Título: Na estrada pela reforma agrária
Autor: Hugo Marques
Fonte: Jornal do Brasil, 03/05/2005, País, p. A3

Mais de 10 mil sem-terra iniciam marcha para pressionar governo a acelerar programa. Rádios de pilha orientam os manifestantes

Crianças de colo, deficientes e centenas de idosos engrossam a Marcha Nacional pela Reforma Agrária, que saiu ontem de Goiânia, rumo a Brasília. A manifestação é considerada dentro do Movimento dos Trabalhadores Rurais Sem-Terra (MST) como a maior de sua história. São mais de 10 mil pessoas, orientadas por rádios de pilha sintonizados na rádio Brasil em Movimento, itinerante, que funciona em um caminhão. O asfalto quente não impede que vários manifestantes marchem descalços. Eles vieram de 23 Estados em ônibus fretados. A sem-terra Maria Aparecida mora em Itaquiraí (MS) e diz que não hesitou em levar os filhos para a marcha em Goiânia, incluindo a pequena Rafaela, de 8 meses. Ela percorreu a marcha em um carrinho de bebê.

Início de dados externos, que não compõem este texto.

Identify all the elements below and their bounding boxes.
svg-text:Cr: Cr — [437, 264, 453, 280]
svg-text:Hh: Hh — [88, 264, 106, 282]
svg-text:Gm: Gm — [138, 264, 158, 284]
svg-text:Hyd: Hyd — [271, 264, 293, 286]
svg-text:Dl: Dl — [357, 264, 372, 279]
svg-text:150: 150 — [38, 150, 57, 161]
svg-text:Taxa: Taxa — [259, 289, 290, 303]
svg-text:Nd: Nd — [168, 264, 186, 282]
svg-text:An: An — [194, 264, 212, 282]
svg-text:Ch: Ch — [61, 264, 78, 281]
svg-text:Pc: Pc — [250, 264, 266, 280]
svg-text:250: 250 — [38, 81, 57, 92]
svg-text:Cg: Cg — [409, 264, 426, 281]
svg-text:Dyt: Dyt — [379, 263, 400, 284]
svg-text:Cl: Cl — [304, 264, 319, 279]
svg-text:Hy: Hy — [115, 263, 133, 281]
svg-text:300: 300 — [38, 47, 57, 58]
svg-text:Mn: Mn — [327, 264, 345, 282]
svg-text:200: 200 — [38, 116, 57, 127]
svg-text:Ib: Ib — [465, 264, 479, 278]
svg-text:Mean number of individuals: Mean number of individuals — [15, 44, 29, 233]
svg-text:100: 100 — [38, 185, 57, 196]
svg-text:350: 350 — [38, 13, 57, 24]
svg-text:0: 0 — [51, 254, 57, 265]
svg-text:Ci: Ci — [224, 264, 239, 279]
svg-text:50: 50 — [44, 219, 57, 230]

O paraplégico Josélio de Sousa, de 28 anos - acampado na Fazenda Maísa - gastou três dias de ônibus entre Mossoró (RN) e Goiânia para participar da marcha com seu carrinho, que ele move com a mão. Josélio diz que mora sob uma barraca de lona e espera o assentamento definitivo para ele e os quatro irmãos.

- Vim para dar um exemplo de luta em favor da reforma agrária. Quero pedir ao Lula para ajudar mais os pobres - diz Josélio.

O estudante Felipe Alves da Silva, de 13 anos, participa de uma marcha pela primeira vez. Com o rosto suado, diz que a família deixou os acampamentos da região do alto Araguaia em Goiás para engrossar o movimento. Ontem, Felipe percorreu a pé os primeiros 16,5 quilômetros.

- Vou pedir a Lula para arrumar as estradas e os colégios - diz.

A expectativa de vários idosos que estão na marcha é ver Lula de perto e entregar alguma mensagem. Diabética e com problemas na coluna, Rute Gomes de Oliveira, 60 anos, marchou todo o percurso de ontem, junto com o marido, Laurindo Gomes, de 67 anos, e o neto, Maxuel, de 14 anos. O casal mora no assentamento Canudos, em Palmeira de Goiás.

- O Lula tem de criar mais coragem para fazer a reforma agrária. Estaremos lá em Brasília para dar força a ele. Se a gente não der esse impulso, ele vai cair - acredita.

Laurindo diz ter recebido um lote na reforma agrária há seis anos, mas não teve acesso a todos os financiamentos do Programa Nacional de Fortalecimento da Agricultura Familiar (Pronaf). Além disso, afirma ele, a energia elétrica só agora vem sendo instalada no assentamento, o que impedia a utilização de maquinário.

- O Brasil é o país da escravidão, do latifúndio e da repressão.

Além da rádio itinerante - que no seu primeiro dia teve falhas de transmissão - o MST montou uma estrutura tecnológica, que inclui câmeras digitais para registrar a marcha. Os radinhos de pilha e os fones de ouvido foram emprestados pela organização do Fórum Social Mundial e serão devolvidos após a marcha. Além da Polícia Rodoviária Federal, a segurança do percurso é feita por homens do MST, que circulam de moto. Uma ambulância socorre os que passam mal.

O MST também reforçou a segurança interna do movimento. Cada bloco de sem-terra tem um coordenador e um segurança, tudo para evitar infiltrações. Os sem-terra só dão entrevistas quando autorizados pelo movimento. Muitos manifestantes marcham com guarda-chuva e chapéu de palha. A marcha foi planejada durante um ano e as despesas com comida e transporte foram pagas pelos assentados.

A marcha chega em Brasília dia 17. Até lá, 60 manifestantes estarão mobilizando organizações não governamentais, sindicatos e representações de estudantes para a recepção da marcha no centro de Brasília. Em 1997, o MST conseguiu reunir mais de 100 mil na capital, com uma marcha composta por pouco mais de 1,3 mil pessoas. Desta vez, o movimento não tem estimativas do número de pessoas que poderão recepcionar a marcha.